その一瞬の露骨な拒絶こそが、何よりの答えだった。
(……なるほど、そういうことか)
傍らで控えていたロイドは、胸の内で冷ややかに納得していた。
クリスタは、あの男をコマとしてしか見ていなかったのだ。妹に「奪われる」という悲劇のステージを作るため、そして今度は、哀れな被害者として王太子に拾い上げてもらうため――。
(元の婚約者は使い捨てか。本当に狙っているのは、殿下の隣の座というわけだ)
悲劇のヒロインを気取りながら、その実、目をギラつかせてさらなる玉の輿を狙っている。その強欲で浅ましい本性が、ロイドには完全に透けて見えていた。
『妹の不祥事のせいで、周囲から私が悪いかのように誤解されて、とても怖いですわ……』
『叔母様にも嫌われているのか、使用人たちからも歓迎されていないようで…』
『最近は心労のせいか、食事ものどを通らず、夜も悪夢にうなされてばかりで……』
思惑が外れて焦ったのだろう。それからのクリスタは、王太子の気を惹くために、さらに手段を選ばなくなっていった。
そしてついに、
『わたくし、王太子殿下のご婚約者様から嫌がらせをされていて……。あの時と同じように、また居場所を奪われるのではないかと、とても怖くて……っ』
涙ながらに被害者を演じ、王太子の同情を買おうとしたクリスタ。だが、彼女は致命的な勘違いをしていた。
王太子は、冷徹で極めて聡明な合理主義者だ。
即座に裏付けの調査が行われ、クリスタの語った「嫌がらせ」が、すべて大嘘であることが白日の下に晒された。
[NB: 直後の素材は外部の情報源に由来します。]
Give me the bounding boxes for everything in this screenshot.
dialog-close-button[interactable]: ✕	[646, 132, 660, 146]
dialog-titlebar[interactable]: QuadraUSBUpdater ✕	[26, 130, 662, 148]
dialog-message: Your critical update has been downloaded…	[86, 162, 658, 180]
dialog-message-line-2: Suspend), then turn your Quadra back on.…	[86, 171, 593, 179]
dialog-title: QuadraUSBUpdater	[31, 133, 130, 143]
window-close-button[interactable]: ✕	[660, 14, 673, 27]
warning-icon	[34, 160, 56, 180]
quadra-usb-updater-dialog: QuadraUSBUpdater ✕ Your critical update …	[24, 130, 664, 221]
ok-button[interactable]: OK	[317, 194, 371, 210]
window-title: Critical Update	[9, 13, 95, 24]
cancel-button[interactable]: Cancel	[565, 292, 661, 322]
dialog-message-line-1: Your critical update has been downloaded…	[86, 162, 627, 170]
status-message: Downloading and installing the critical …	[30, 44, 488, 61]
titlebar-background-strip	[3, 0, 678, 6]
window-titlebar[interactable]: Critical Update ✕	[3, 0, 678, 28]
夜会の最中、王太子はクリスタを冷たく見下ろし、大勢の貴族の前でこう言い放った。
『ヴァルハイト家の血筋は、どうしてこうも自己愛の怪物ばかりなのだ。妹は癇癪で他者から奪い、姉は嘘と涙で他者を陥れる。
これ以上、我が婚約者を侮辱するならば不敬罪として処断する。二度と私の前に姿を現すな』
それは、クリスタにとって完全な社会的抹殺を意味していた。
「哀れな被害者」の仮面を剥がされ、「歪んだ狂言女」としての本性を暴かれた彼女の居場所は、王都のどこにもなくなった。
今では、クリスタは社交界に出ることも叶わず、叔父の温情で遠い領地の片隅に細々と置かれている。
(……自業自得、だな)
ロイドは馬に跨り、王都へと続く街道を見据えた。
思えば、あの歪んだ環境のなかで、まともな教育も受けられずにただ「癇癪娘」として消費されたエーリカも被害者だったのだろう。
だが、あの修道院で、エーリカは自らの手で「雛菊」を咲かせることを覚えた。
もう、姉の花をねだる必要などない。
ロイドはふっと、誰にも見せないかすかな笑みを浮かべ、馬の腹を蹴った。
彼の胸の奥には、あかぎれだらけの手を穏やかに見つめる、一人の少女の穏やかな横顔が、確かな温もりとして残り続けていた。